The pagelinks tables has:

CREATE INDEX /*i*/pl_namespace ON /*_*/pagelinks (pl_namespace,pl_title,pl_from);
CREATE INDEX /*i*/pl_backlinks_namespace ON /*_*/pagelinks (pl_namespace,pl_title,pl_from_namespace,pl_from);

Having pl_namespace first in both indexes isn't that useful and the DB can get confused in edge cases. More flexible to have pl_namespace_from first for pl_backlinks_namespace:

CREATE INDEX /*i*/pl_namespace ON /*_*/pagelinks (pl_namespace,pl_title,pl_from);
CREATE INDEX /*i*/pl_backlinks_namespace ON /*_*/pagelinks (pl_from_namespace,pl_namespace,pl_title,pl_from);

The templatelinks and imagelinks tables have the same general problem.

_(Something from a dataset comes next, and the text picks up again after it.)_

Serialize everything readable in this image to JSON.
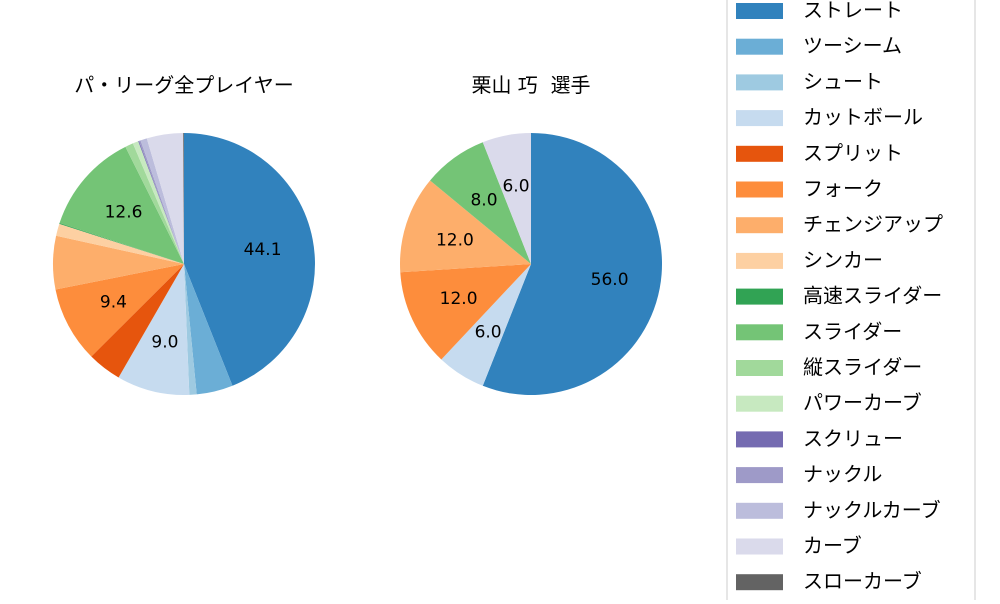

Have incrementally applied this change to S1 and S2 slaves on all three tables over the last ~2 months. Seems fine, so it should be formalized.

Details

Related Changes in Gerrit:

Event Timeline

Springle claimed this task.
Springle raised the priority of this task from to Needs Triage.
Springle updated the task description. (Show Details)
Springle subscribed.
Springle set Security to None.
gerritbot subscribed.

Change 190774 had a related patch set uploaded (by Springle):
reorder backlinks indexes T89630

https://gerrit.wikimedia.org/r/190774

Patch-For-Review

Change 190774 had a related patch set uploaded (by TTO):
Reorder backlinks indexes

https://gerrit.wikimedia.org/r/190774

Patch-For-Review

Change 190774 merged by jenkins-bot:
Reorder backlinks indexes

https://gerrit.wikimedia.org/r/190774

Can this task be closed? Or is it held open pending updating of Wikimedia databases? Is there a task for that?